C’est comme un autre allaitement. Si elle pouvait suivre son cœur, elle nourrirait son mari, ses enfants, d’elle-même, du lait de ses mamelles. Ne le pouvant, elle emprunte l’aliment à la nature, mais elle le leur donne bien autre, mêlé d’elle et par la tendresse devenu délicieux. Du pur froment, solide et fort, elle fait le gâteau sacré où la famille communie de son amour. Le lait prend cent formes par elle ; elle y met sa fine douceur, ses parfums, et il devient crème légère et éthérée, un aliment de volupté.
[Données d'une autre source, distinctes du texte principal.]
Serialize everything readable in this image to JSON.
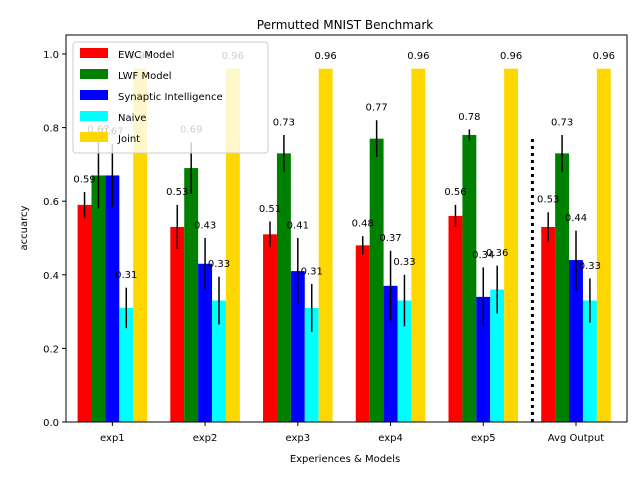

Les fruits éphémères que l’automne verse à torrents pour les perdre, elle les fixe, les enchante. Dans un an encore, ses enfants émerveillés verront sortir du trésor de sa prévoyance les fugitives délices qu’ils croyaient fondues bien avant les premières neiges d’hiver. Les voici, à son image, inaltérablement fidèles, purs et limpides, comme sa vie, transparents, comme son cœur.

Oh ! la belle et douce puissance ! Véritable enfantement. Création de chaque jour, lente, partielle, mais continue. — Elle les fait et les refait corps et âme, humeur, énergie. Elle augmente, diminue leur activité, tend le nerf et le détend. Les changements sont insensibles, et les résultats profonds. — Que ne peut-elle ? L’enfant léger, joueur et rebelle, change, est disciplinable et doux. L’homme, entamé par le travail, et l’excès de volonté, peu à peu rajeunit par elle. Un matin, le cœur plein d’amour, il dit : « Je revis tout en toi. »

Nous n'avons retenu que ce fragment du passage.